El equipo "che" sucumbe ante su pasado.

Villarreal y Valencia se daban cita en La Cerámica en esta jornada. Los locales, venían dejando buenas sensaciones mientras que el equipo valenciano sigue inmerso en una crisis institucional... y deportiva de la que parece que vaya a ir para largo.


Y el equipo de Emery, sabedor de la situación del equipo de Mestalla, salió a querer ganar el partido, con actitud, decisión y ganas. Al minuto 12, Gabriel Paulista tuvo el infortunio de resbalarse y de llevarse por delante a Pedraza. Paco Alcácer no perdonó haciendo el 1-0 desde el punto de penalti. Con el equipo amarillo adelantado en el marcador, decidieron los de Emery juguetear con el Valencia. Eso dio vida al equipo visitante, que sabiendo la velocidad del luso Guedes y del joven Musah, se puso a buscar las contras. Al 36 de partido, Guedes hacía el empate en el marcador tras recibir el balón en corto en un córner, irse de su par con un cambio de ritmo y soltar un zapatazo que se iba alejando del portero cada vez más en su camino a puerta.


A la segunda parte saltaron los de Javi Gracia con otra actitud... pero el Villarreal tiene mucha calidad y eso se notó en el terreno de juego. Metían los visitantes más el pie, jugaban más en bloque.

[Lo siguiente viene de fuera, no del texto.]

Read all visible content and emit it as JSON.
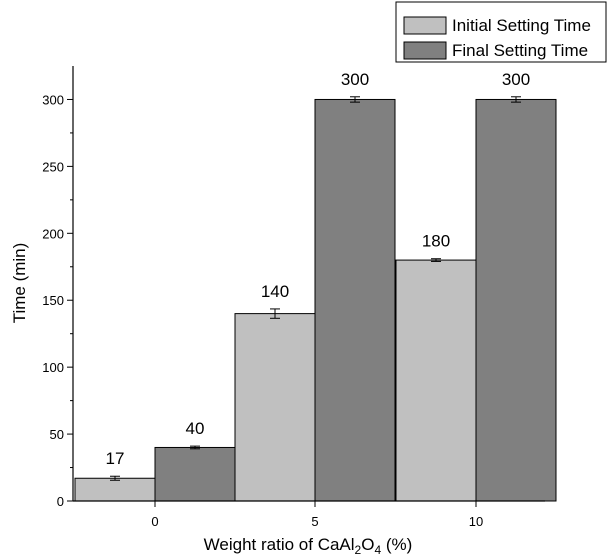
{
  "chart_data": {
    "type": "bar",
    "categories": [
      "0",
      "5",
      "10"
    ],
    "series": [
      {
        "name": "Initial Setting Time",
        "values": [
          17,
          140,
          180
        ],
        "errors": [
          1.5,
          3.5,
          1
        ],
        "labels": [
          "17",
          "140",
          "180"
        ],
        "color": "#c0c0c0"
      },
      {
        "name": "Final Setting Time",
        "values": [
          40,
          300,
          300
        ],
        "errors": [
          1,
          2,
          2
        ],
        "labels": [
          "40",
          "300",
          "300"
        ],
        "color": "#808080"
      }
    ],
    "xlabel_parts": [
      "Weight ratio of CaAl",
      "2",
      "O",
      "4",
      " (%)"
    ],
    "ylabel": "Time (min)",
    "ylim": [
      0,
      325
    ],
    "yticks": [
      "0",
      "50",
      "100",
      "150",
      "200",
      "250",
      "300"
    ],
    "legend_position": "top-right"
  }
}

Emery, entendedor de que debía de cambiar algo, metió a Kubo en el campo sustituyendo a Trigueros y a Coquelin haciendo lo propio con Chukwueze. Con sólo 5 minutos sobre el verde, el jugador nipón se sacó una asistencia de la chistera: recibe el balón y cuando parece que se le va a quedar el balón entre las piernas, se saca una croqueta, que a buen seguro que el mismísimo Iniesta firmaría, para dar a continuación un taconazo, dejándosela así a Parejo. El ex del Valencia recogió el balón, se fue de su par con algo de fortuna y tiró a puerta. Para mala suerte che, el balón golpea en un jugador de los suyos, haciendo una parábola que daría en el larguero antes de entrar. El jugador de Coslada pidió perdón a la parroquia valenciana. El Villarreal hizo el 2-1 con 20 minutos por delante. De ahí al final del partido, aún daría tiempo para que Kubo viese la segunda tarjeta amarilla: tras salir de un regate pegado a la línea de cal, el balón se le fue un poco; tanta prisa se quiso dar, que se pasó de frenada yéndose al suelo y rozando con los tacos un muslo rival.





Al final, el equipo de Emery se llevó el partido y lleva ya 11 de 18 puntos que ha disputado. El Valencia de Javi Gracia, lleva 7 sabedor de su situación y teniendo muy presente de que la situación en la que se encuentra, no se debe de alargar mucho.